Many of these individuals either declined to comment to CNBC, or did not immediately reply to a request for comment
The person cited several reasons for his backing Bush’s candidacy that included being the best person to beat Hillary Clinton; his reduction of taxes and the size of government as governor of Florida; and his ability to reach multicultural voters, given his embrace of Hispanic culture.
Part of the financial community’s support for Bush appears to be in response to Wall Street bashing by other politicians.
“He understands the positive role that the financial community plays in the economy,” Juster of Warburg Pincus said. “It is distressing that some people paint all of Wall Street as somehow hurting America.”
A key Bush fundraising vehicle, a so-called super political action committee named Right to Rise, initially targeted $100 million from donors. However, the amount the PAC actually raised may have fall short, according to a recent Washington Post report. Bush has yet to release any data on his fundraising efforts.
Many financial donors will be on hand at a fundraising breakfast in New York on June 24. Tickets require as much as $27,000 in combined fundraising, according to an invite obtained by the Washington Post.
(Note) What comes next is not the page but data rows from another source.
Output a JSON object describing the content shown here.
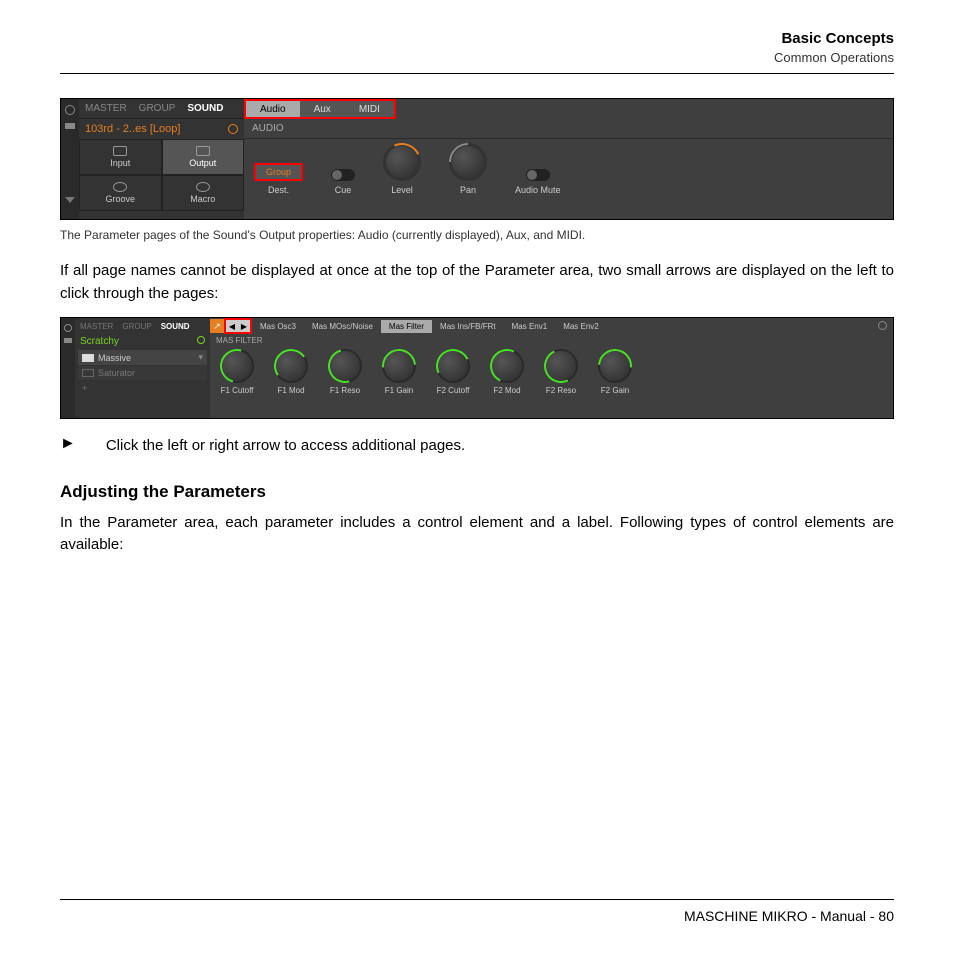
{
  "header": {
    "title": "Basic Concepts",
    "sub": "Common Operations"
  },
  "shot1": {
    "leftTabs": [
      "MASTER",
      "GROUP",
      "SOUND"
    ],
    "soundName": "103rd - 2..es [Loop]",
    "btns": {
      "input": "Input",
      "output": "Output",
      "groove": "Groove",
      "macro": "Macro"
    },
    "pageTabs": [
      "Audio",
      "Aux",
      "MIDI"
    ],
    "audioHeader": "AUDIO",
    "params": {
      "dest": "Dest.",
      "group": "Group",
      "cue": "Cue",
      "level": "Level",
      "pan": "Pan",
      "mute": "Audio Mute"
    }
  },
  "caption1": "The Parameter pages of the Sound's Output properties: Audio (currently displayed), Aux, and MIDI.",
  "para1": "If all page names cannot be displayed at once at the top of the Parameter area, two small arrows are displayed on the left to click through the pages:",
  "shot2": {
    "leftTabs": [
      "MASTER",
      "GROUP",
      "SOUND"
    ],
    "soundName": "Scratchy",
    "items": [
      "Massive",
      "Saturator",
      "+"
    ],
    "pageTabs": [
      "Mas Osc3",
      "Mas MOsc/Noise",
      "Mas Filter",
      "Mas Ins/FB/FRt",
      "Mas Env1",
      "Mas Env2"
    ],
    "sectionHeader": "MAS FILTER",
    "knobs": [
      "F1 Cutoff",
      "F1 Mod",
      "F1 Reso",
      "F1 Gain",
      "F2 Cutoff",
      "F2 Mod",
      "F2 Reso",
      "F2 Gain"
    ]
  },
  "instruct": "Click the left or right arrow to access additional pages.",
  "section": "Adjusting the Parameters",
  "para2": "In the Parameter area, each parameter includes a control element and a label. Following types of control elements are available:",
  "footer": "MASCHINE MIKRO - Manual - 80"
}
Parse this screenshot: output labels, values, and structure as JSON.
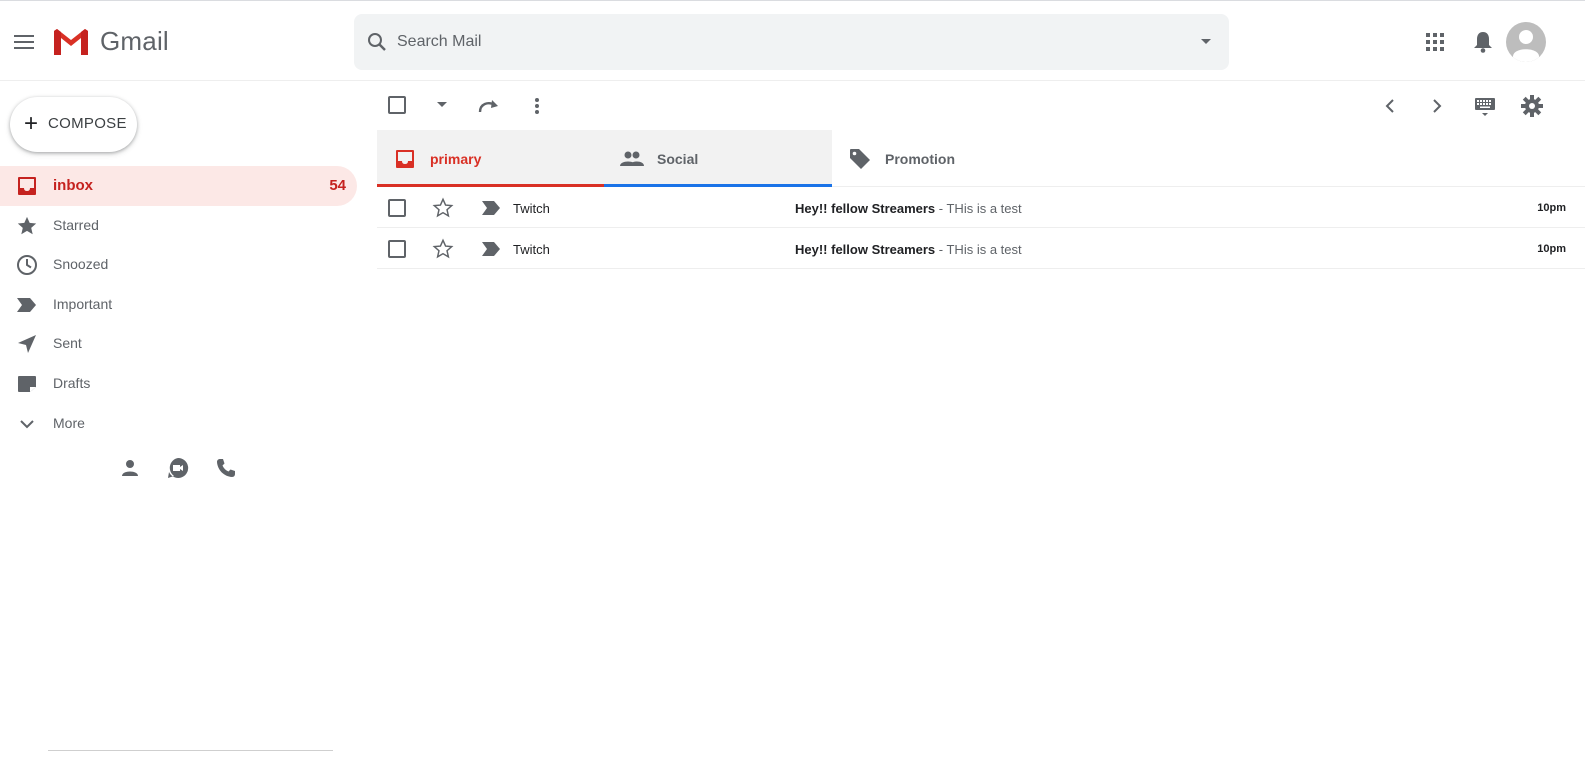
{
  "app": {
    "name": "Gmail"
  },
  "search": {
    "placeholder": "Search Mail",
    "value": ""
  },
  "compose": {
    "label": "COMPOSE"
  },
  "sidebar": {
    "items": [
      {
        "label": "inbox",
        "count": "54",
        "icon": "inbox-icon",
        "active": true
      },
      {
        "label": "Starred",
        "icon": "star-icon"
      },
      {
        "label": "Snoozed",
        "icon": "clock-icon"
      },
      {
        "label": "Important",
        "icon": "label-important-icon"
      },
      {
        "label": "Sent",
        "icon": "send-icon"
      },
      {
        "label": "Drafts",
        "icon": "drafts-icon"
      },
      {
        "label": "More",
        "icon": "chevron-down-icon"
      }
    ],
    "bottom_icons": [
      "person-icon",
      "duo-video-icon",
      "phone-icon"
    ]
  },
  "tabs": [
    {
      "label": "primary",
      "icon": "inbox-icon",
      "active": true,
      "color": "#d93025"
    },
    {
      "label": "Social",
      "icon": "people-icon",
      "color": "#1a73e8"
    },
    {
      "label": "Promotion",
      "icon": "tag-icon"
    }
  ],
  "messages": [
    {
      "sender": "Twitch",
      "subject": "Hey!! fellow Streamers",
      "snippet": " - THis is a test",
      "time": "10pm"
    },
    {
      "sender": "Twitch",
      "subject": "Hey!! fellow Streamers",
      "snippet": " - THis is a test",
      "time": "10pm"
    }
  ],
  "colors": {
    "accent": "#c5221f",
    "primary_tab": "#d93025",
    "social_tab": "#1a73e8",
    "active_bg": "#fce8e6"
  }
}
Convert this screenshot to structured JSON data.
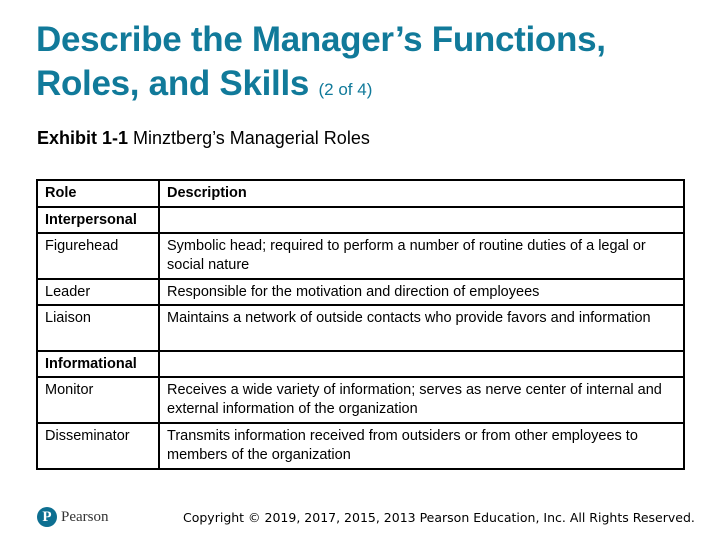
{
  "slide": {
    "title": "Describe the Manager’s Functions, Roles, and Skills",
    "title_suffix": "(2 of 4)",
    "exhibit_label": "Exhibit 1-1",
    "exhibit_title": "Minztberg’s Managerial Roles"
  },
  "table": {
    "headers": [
      "Role",
      "Description"
    ],
    "categories": [
      {
        "name": "Interpersonal",
        "rows": [
          {
            "role": "Figurehead",
            "description": "Symbolic head; required to perform a number of routine duties of a legal or social nature"
          },
          {
            "role": "Leader",
            "description": "Responsible for the motivation and direction of employees"
          },
          {
            "role": "Liaison",
            "description": "Maintains a network of outside contacts who provide favors and information"
          }
        ]
      },
      {
        "name": "Informational",
        "rows": [
          {
            "role": "Monitor",
            "description": "Receives a wide variety of information; serves as nerve center of internal and external information of the organization"
          },
          {
            "role": "Disseminator",
            "description": "Transmits information received from outsiders or from other employees to members of the organization"
          }
        ]
      }
    ]
  },
  "footer": {
    "logo_glyph": "P",
    "logo_text": "Pearson",
    "copyright": "Copyright © 2019, 2017, 2015, 2013 Pearson Education, Inc. All Rights Reserved."
  },
  "colors": {
    "title": "#117a9a",
    "logo": "#0d6f91"
  }
}
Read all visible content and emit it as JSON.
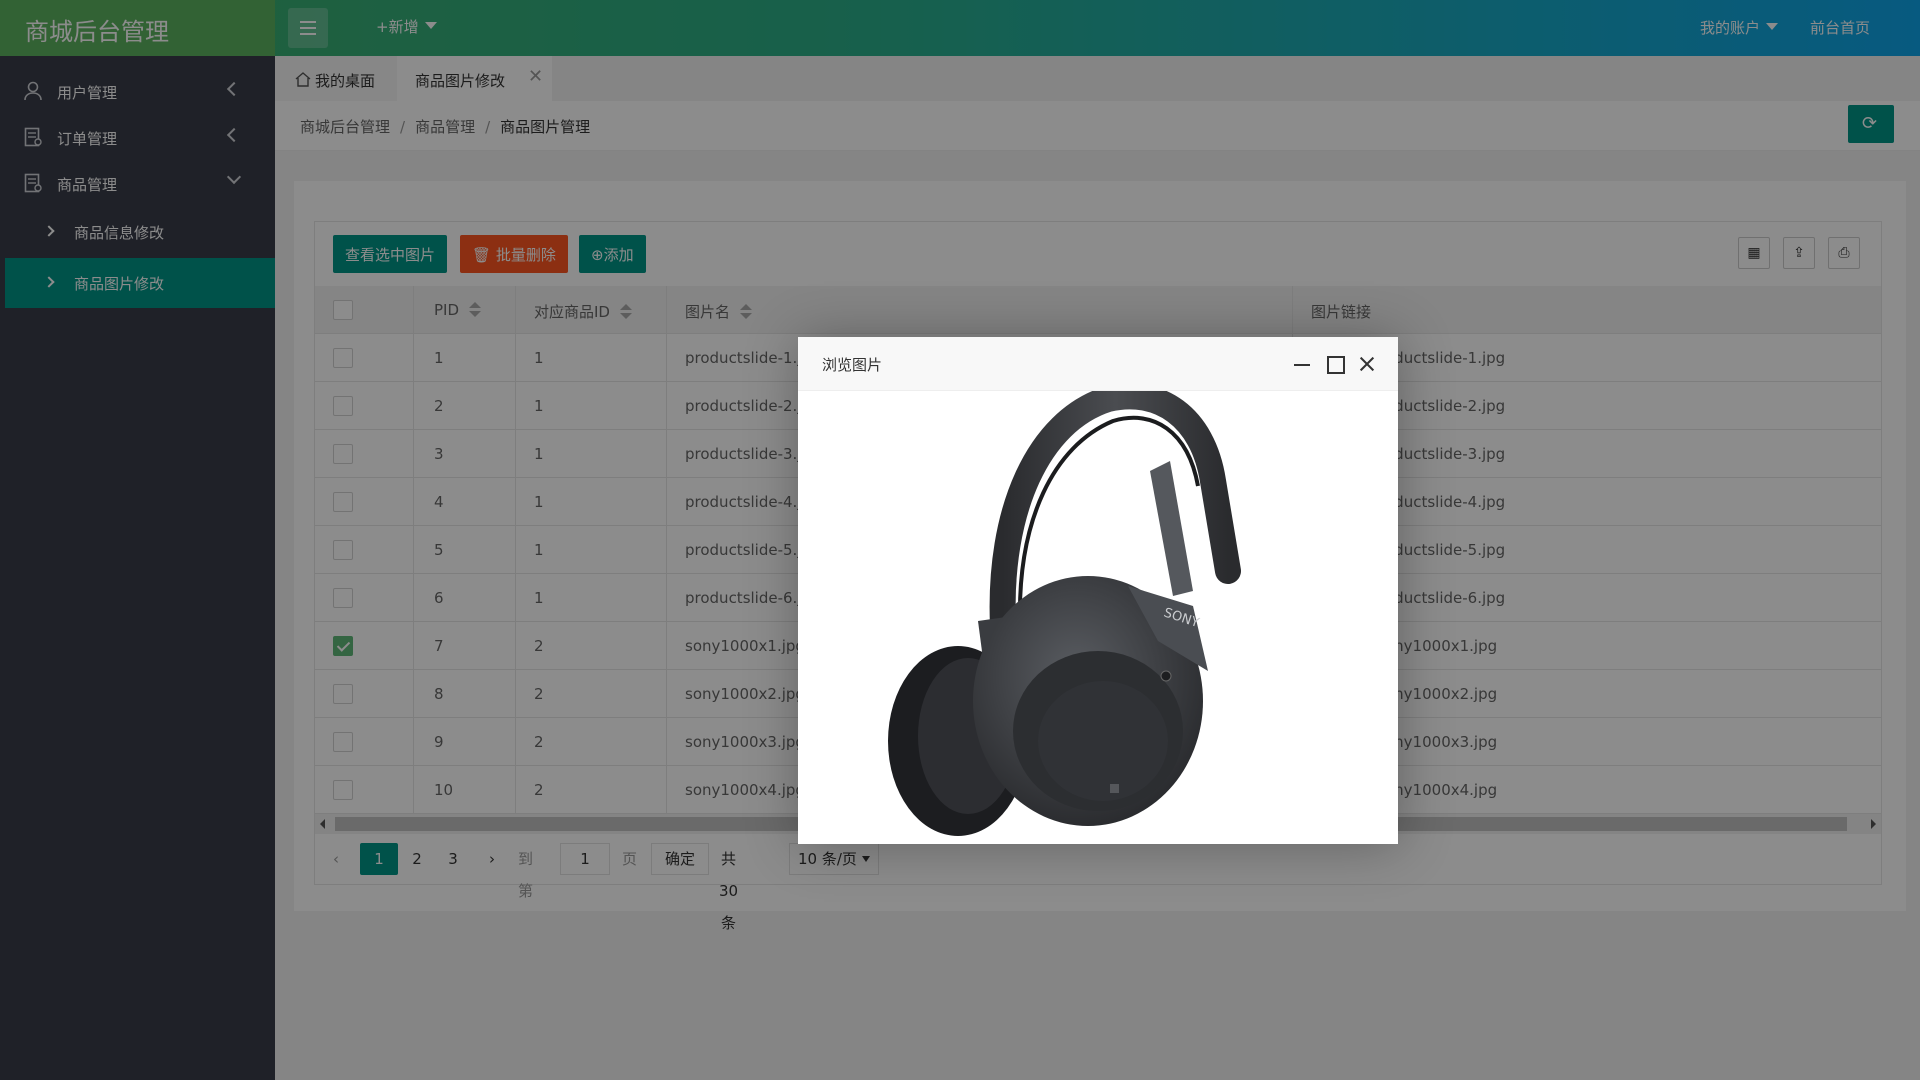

A spokesman for the Bush campaign did not respond to a request for comment.
“I think Jeb will have widespread support from the investment community,” said Fred Malek, founder of investment firm Thayer Lodging and the financial chairman of the Republican Governors Association.
Given that position, Malek has not committed to any candidate. Still, he has hosted events this year for Jeb Bush and fellow Republican—Wisconsin governor Scott Walker—at his home in McLean, Virginia that allowed other potential donors to get to know them (no money was given to attend the events, according to Malek).
“He has a proven record as a governor,” Malek told CNBC.
“A lot of candidates can talk the talk, but he’s demonstrated that he can walk the walk as well, and I think that’s widely admired and appreciated not only on Wall Street but by the whole business community,” he added.